Everybody assumed that when casino billionaire Sheldon Adelson bought the Las Vegas newspaper two years ago for an obscene $140 million — $38 million more than the previous owner had paid nine months earlier — that he intended to use the paper to spread more of his conservative political views. After all, he was spending millions of his gambling-generated assets to support conservative candidates for public office.
Apparently, profit is more important than proselytizing.
Without fanfare and apparently without notice, the Review-Journal recently cut its opinion pages on Sundays from six pages to four and on Wednesdays and Fridays to one page instead of two. This follows what appears to be the purchase of thinner newsprint — possibly down from 32-pound stock to 30-pound, would be an educated guess — as the price of newsprint has increased steadily recently and the threat of tariffs on Canadian paper has been raised.

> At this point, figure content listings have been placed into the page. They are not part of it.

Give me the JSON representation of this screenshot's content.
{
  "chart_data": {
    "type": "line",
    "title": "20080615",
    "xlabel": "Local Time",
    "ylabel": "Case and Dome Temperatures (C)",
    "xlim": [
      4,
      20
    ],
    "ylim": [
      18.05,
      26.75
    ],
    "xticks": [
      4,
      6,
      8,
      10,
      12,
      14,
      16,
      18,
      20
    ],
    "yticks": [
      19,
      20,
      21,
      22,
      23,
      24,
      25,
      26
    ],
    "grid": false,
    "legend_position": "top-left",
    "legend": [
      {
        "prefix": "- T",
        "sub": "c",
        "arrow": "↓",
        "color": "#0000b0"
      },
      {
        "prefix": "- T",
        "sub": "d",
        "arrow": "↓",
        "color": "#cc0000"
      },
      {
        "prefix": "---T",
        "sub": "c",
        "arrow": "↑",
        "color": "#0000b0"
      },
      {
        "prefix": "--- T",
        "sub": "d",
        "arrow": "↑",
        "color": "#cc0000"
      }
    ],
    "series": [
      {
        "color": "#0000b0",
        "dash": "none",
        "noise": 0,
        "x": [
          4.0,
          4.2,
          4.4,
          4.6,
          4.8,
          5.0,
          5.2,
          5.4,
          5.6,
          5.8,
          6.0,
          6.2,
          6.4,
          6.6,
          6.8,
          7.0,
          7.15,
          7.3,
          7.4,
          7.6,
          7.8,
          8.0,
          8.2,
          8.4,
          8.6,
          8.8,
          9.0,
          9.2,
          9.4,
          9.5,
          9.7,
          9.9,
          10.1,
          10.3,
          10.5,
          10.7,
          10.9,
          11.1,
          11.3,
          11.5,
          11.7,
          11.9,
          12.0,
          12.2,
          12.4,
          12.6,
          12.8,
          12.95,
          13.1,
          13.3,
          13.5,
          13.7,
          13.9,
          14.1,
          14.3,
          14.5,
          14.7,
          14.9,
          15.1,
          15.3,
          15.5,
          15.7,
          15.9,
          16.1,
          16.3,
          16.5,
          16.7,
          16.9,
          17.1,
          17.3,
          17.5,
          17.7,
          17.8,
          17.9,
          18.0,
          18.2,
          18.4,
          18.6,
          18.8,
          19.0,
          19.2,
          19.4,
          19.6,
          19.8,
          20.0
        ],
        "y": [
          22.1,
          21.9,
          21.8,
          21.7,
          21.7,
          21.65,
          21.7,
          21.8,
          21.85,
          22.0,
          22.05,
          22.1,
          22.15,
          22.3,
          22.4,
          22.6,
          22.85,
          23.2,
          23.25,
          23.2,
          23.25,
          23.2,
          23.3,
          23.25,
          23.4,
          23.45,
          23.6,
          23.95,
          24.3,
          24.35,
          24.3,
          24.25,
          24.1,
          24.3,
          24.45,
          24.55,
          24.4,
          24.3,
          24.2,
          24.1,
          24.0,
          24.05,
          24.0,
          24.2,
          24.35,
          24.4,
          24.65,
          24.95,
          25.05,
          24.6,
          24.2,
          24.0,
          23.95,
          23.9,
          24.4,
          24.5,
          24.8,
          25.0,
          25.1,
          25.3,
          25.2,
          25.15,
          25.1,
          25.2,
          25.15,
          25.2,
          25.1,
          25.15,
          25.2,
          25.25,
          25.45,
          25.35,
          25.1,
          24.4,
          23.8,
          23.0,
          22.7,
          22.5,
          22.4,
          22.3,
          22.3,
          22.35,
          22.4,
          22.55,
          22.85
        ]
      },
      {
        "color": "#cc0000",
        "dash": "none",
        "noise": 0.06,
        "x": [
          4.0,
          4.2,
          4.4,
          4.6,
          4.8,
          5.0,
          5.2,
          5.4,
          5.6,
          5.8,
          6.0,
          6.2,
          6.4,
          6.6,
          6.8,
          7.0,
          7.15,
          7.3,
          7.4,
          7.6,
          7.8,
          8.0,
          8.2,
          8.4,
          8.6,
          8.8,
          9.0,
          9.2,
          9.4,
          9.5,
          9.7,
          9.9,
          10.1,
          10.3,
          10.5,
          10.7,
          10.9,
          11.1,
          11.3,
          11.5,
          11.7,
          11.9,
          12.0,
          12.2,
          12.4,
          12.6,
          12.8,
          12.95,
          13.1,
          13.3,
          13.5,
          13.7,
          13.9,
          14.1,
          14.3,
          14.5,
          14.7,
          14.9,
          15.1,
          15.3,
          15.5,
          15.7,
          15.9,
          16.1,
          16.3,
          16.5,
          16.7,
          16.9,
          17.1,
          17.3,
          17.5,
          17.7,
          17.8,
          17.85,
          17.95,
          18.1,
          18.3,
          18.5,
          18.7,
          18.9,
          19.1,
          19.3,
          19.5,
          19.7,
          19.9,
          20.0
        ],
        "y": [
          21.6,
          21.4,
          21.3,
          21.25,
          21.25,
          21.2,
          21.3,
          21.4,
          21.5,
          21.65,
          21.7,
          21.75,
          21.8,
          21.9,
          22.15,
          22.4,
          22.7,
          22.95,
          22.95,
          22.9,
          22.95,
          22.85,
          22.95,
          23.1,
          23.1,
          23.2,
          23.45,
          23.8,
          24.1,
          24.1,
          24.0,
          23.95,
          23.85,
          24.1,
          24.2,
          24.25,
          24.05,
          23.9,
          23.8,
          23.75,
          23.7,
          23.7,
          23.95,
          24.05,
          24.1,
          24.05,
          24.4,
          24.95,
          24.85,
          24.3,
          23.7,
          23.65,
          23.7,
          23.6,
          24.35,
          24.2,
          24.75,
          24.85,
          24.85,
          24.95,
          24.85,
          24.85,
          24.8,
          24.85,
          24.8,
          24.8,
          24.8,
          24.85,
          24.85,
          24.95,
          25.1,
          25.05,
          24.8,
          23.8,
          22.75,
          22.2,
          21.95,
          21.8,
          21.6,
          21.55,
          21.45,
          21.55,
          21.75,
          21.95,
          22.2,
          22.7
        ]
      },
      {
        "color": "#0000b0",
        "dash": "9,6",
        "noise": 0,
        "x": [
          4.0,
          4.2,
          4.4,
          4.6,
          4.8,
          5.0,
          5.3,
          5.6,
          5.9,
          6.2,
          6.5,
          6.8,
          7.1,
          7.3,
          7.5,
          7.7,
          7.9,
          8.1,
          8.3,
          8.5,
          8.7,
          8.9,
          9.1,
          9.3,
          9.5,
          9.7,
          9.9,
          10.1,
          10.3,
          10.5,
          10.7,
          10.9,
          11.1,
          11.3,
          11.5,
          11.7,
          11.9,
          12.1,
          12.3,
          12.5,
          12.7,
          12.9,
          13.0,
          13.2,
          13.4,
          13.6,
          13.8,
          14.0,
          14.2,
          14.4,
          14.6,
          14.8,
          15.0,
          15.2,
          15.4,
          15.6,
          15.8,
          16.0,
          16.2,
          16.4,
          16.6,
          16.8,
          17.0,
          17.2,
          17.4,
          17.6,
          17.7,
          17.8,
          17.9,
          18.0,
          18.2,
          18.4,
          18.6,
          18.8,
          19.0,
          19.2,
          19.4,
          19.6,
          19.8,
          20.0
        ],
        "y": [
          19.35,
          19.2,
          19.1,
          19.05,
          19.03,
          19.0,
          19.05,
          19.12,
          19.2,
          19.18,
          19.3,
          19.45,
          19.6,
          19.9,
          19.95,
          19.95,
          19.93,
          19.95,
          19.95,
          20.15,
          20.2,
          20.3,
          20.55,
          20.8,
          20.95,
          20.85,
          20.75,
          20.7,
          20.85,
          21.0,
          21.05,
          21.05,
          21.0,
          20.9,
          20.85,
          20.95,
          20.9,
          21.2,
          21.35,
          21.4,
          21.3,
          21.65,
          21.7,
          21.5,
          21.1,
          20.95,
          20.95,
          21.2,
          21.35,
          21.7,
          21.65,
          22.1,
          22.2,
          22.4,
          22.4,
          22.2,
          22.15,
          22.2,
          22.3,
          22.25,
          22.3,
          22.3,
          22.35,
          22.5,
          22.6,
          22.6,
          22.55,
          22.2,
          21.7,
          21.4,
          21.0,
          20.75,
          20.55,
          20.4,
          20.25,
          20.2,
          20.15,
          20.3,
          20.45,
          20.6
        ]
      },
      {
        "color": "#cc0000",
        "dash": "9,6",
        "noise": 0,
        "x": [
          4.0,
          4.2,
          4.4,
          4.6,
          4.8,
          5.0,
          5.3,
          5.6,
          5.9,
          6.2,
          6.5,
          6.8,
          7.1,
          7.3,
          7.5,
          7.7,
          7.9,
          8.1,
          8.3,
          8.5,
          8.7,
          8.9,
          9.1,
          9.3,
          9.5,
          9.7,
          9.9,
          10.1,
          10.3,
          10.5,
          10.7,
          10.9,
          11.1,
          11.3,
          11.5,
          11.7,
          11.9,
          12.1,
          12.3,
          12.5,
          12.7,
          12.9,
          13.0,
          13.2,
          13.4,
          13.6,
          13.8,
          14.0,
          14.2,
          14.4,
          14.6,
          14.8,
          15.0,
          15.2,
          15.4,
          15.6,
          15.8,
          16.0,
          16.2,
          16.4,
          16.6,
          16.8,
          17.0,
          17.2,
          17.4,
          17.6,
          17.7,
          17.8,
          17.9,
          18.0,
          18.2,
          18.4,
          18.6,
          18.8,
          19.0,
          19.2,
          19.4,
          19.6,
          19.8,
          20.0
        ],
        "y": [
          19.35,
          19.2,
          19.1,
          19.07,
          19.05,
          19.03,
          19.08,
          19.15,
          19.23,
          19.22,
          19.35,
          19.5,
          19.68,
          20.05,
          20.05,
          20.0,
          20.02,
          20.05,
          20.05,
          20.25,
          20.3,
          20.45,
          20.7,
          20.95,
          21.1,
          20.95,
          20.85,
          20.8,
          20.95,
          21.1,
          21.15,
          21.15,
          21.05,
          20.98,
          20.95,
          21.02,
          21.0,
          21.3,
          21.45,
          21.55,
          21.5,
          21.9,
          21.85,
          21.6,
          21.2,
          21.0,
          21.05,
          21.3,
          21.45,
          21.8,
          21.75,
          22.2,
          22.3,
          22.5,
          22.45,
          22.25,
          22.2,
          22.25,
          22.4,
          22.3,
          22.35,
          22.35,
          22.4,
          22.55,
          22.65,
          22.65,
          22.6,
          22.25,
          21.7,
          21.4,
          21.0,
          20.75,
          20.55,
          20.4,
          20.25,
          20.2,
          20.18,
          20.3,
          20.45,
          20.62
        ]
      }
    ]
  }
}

Buoying this supposition is the fact that since the middle of January, the Las Vegas Sun insert has been running a daily front page announcement saying that it is now charging for access to its online content. The putative editor of the alleged newspaper states that this is because, under the joint operating agreement that requires the Sun to be inserted in the morning paper, the Sun gets a percentage of the R-J’s profits, but there are no profits.
“The current management of the Review-Journal plunged the newspaper into a loss immediately after purchasing the newspaper in 2015. To date, the Review-Journal’s management continues to run a money-losing newspaper,” he writes every day. “We hope they find a way to turn the R-J around in the face of ongoing revenue and circulation decline.”
The R-J bid for that profitability appears to be thinner paper and fewer pages, though considerably more savings could be netted by dropping the 10- to six-page, ad-free Sun insert.
The morning paper has already made a symbolic gesture in that direction. For years the Sun insert has been included in the online electronic replica, dubbed the eEdition, of the printed paper, but two weeks after the Sun started running its daily notice about charging for online content the eEdition dropped the Sun. Petty payback perhaps? Portent of things to come?